Through a problem-solving approach, this aspect of mathematics can be developed.
Presenting a problem and developing the skills needed to solve that problem is more motivational than teaching the skills without a context.
The National Council of Teachers of Mathematics (NCTM, 1980) recommended that problem solving be the focus of mathematics teaching because, they say, it encompasses skills and functions which are an important part of everyday life.
Furthermore it can help people to adapt to changes and unexpected problems in their careers and other aspects of their lives.
As was pointed out earlier, standard mathematics, with the emphasis on the acquisition of knowledge, does not necessarily cater for these needs.
Resnick (1987) described the discrepancies which exist between the algorithmic approaches taught in schools and the 'invented' strategies which most people use in the workforce in order to solve practical problems which do not always fit neatly into a taught algorithm.
Individuals can no longer function optimally in society by just knowing the rules to follow to obtain a correct answer.

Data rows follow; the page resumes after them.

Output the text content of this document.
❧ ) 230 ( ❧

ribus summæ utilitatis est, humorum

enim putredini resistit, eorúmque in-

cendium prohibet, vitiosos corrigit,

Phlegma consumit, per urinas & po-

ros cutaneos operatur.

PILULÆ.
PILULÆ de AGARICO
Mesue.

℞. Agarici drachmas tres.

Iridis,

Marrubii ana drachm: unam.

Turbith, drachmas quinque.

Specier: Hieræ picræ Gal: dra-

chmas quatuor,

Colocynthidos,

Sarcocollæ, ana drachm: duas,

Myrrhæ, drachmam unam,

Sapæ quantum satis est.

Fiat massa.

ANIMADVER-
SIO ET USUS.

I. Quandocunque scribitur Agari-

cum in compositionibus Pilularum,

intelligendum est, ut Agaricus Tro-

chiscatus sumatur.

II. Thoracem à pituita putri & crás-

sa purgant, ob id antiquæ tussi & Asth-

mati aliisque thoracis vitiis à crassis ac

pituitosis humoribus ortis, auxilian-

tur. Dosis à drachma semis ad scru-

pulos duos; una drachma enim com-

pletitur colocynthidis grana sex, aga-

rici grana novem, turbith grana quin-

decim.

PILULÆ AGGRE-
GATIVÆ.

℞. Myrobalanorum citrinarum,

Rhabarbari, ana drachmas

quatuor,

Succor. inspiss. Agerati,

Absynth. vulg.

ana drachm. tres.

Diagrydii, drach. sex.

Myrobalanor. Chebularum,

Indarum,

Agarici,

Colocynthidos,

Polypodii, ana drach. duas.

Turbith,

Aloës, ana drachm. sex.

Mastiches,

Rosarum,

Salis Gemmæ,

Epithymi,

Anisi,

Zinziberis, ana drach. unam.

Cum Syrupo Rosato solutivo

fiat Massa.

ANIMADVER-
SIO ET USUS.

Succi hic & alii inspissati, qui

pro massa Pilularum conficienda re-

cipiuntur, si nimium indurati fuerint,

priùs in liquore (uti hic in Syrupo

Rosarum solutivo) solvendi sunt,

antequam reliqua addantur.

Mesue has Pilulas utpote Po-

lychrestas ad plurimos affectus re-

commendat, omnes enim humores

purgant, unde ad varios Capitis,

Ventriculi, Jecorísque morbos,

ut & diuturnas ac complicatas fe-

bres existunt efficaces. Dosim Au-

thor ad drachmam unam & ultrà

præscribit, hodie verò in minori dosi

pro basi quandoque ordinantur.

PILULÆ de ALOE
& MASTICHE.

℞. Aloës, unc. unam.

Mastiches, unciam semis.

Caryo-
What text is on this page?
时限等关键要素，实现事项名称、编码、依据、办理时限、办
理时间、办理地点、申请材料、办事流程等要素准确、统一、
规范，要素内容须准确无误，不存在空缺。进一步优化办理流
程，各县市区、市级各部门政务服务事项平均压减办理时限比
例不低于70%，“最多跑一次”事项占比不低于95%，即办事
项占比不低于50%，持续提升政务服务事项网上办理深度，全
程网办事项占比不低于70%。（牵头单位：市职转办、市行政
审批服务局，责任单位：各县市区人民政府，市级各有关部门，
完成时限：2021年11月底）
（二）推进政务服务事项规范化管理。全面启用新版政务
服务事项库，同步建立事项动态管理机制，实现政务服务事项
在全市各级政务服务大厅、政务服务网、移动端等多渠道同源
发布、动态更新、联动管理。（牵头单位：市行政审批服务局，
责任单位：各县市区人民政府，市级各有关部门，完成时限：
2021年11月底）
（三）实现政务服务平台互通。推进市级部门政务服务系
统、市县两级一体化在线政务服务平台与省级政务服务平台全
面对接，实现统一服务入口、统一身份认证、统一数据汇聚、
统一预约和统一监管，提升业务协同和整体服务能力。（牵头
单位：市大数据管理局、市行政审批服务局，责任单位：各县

They also need to be able to decide through a process of logical deduction what algorithm, if any, a situation requires, and sometimes need to be able to develop their own rules in a situation where an algorithm cannot be directly applied.
A further reason why a problem-solving approach is valuable is as an aesthetic form.
Problem solving allows the student to experience a range of emotions associated with various stages in the solution process.